На Пьера не находили, как прежде, минуты отчаяния, хандры и отвращения к жизни; но та же болезнь, выражавшаяся прежде резкими припадками, была вогнана внутрь и ни на мгновенье не покидала его. «К чему? Зачем? Что такое творится на свете?» спрашивал он себя с недоумением по нескольку раз в день, невольно начиная вдумываться в смысл явлений жизни; но опытом зная, что на вопросы эти не было ответов, он поспешно старался отвернуться от них, брался за книгу, или спешил в клуб, или к Аполлону Николаевичу болтать о городских сплетнях.

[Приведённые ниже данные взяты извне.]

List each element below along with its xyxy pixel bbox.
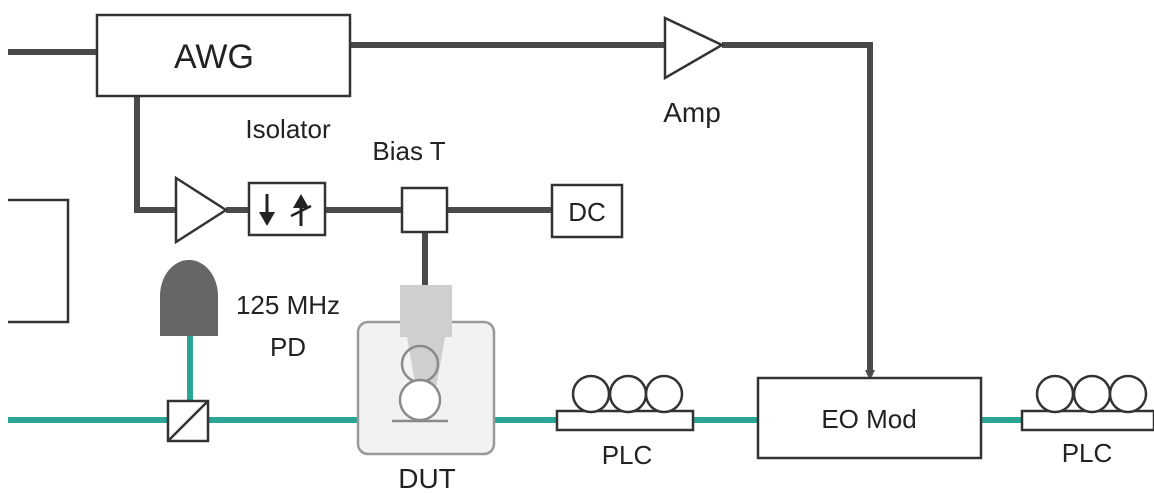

«Елена Васильевна, никогда ничего не любившая кроме своего тела и одна из самых глупых женщин в мире, – думал Пьер – представляется людям верхом ума и утонченности, и перед ней преклоняются. Наполеон Бонапарт был презираем всеми до тех пор, пока он был велик, и с тех пор как он стал жалким комедиантом – император Франц добивается предложить ему свою дочь в незаконные супруги. Испанцы воссылают мольбы Богу через католическое духовенство в благодарность за то, что они победили 14 го июня французов, а французы воссылают мольбы через то же католическое духовенство о том, что они 14 го июня победили испанцев. Братья мои масоны клянутся кровью в том, что они всем готовы жертвовать для ближнего, а не платят по одному рублю на сборы бедных и интригуют Астрея против Ищущих манны, и хлопочут о настоящем Шотландском ковре и об акте, смысла которого не знает и тот, кто писал его, и которого никому не нужно. Все мы исповедуем христианский закон прощения обид и любви к ближнему – закон, вследствие которого мы воздвигли в Москве сорок сороков церквей, а вчера засекли кнутом бежавшего человека, и служитель того же самого закона любви и прощения, священник, давал целовать солдату крест перед казнью». Так думал Пьер, и эта вся, общая, всеми признаваемая ложь, как он ни привык к ней, как будто что то новое, всякий раз изумляла его. – «Я понимаю эту ложь и путаницу, думал он, – но как мне рассказать им всё, что я понимаю? Я пробовал и всегда находил, что и они в глубине души понимают то же, что и я, но стараются только не видеть ее . Стало быть так надо! Но мне то, мне куда деваться?» думал Пьер. Он испытывал несчастную способность многих, особенно русских людей, – способность видеть и верить в возможность добра и правды, и слишком ясно видеть зло и ложь жизни, для того чтобы быть в силах принимать в ней серьезное участие. Всякая область труда в глазах его соединялась со злом и обманом. Чем он ни пробовал быть, за что он ни брался – зло и ложь отталкивали его и загораживали ему все пути деятельности. А между тем надо было жить, надо было быть заняту. Слишком страшно было быть под гнетом этих неразрешимых вопросов жизни, и он отдавался первым увлечениям, чтобы только забыть их. Он ездил во всевозможные общества, много пил, покупал картины и строил, а главное читал.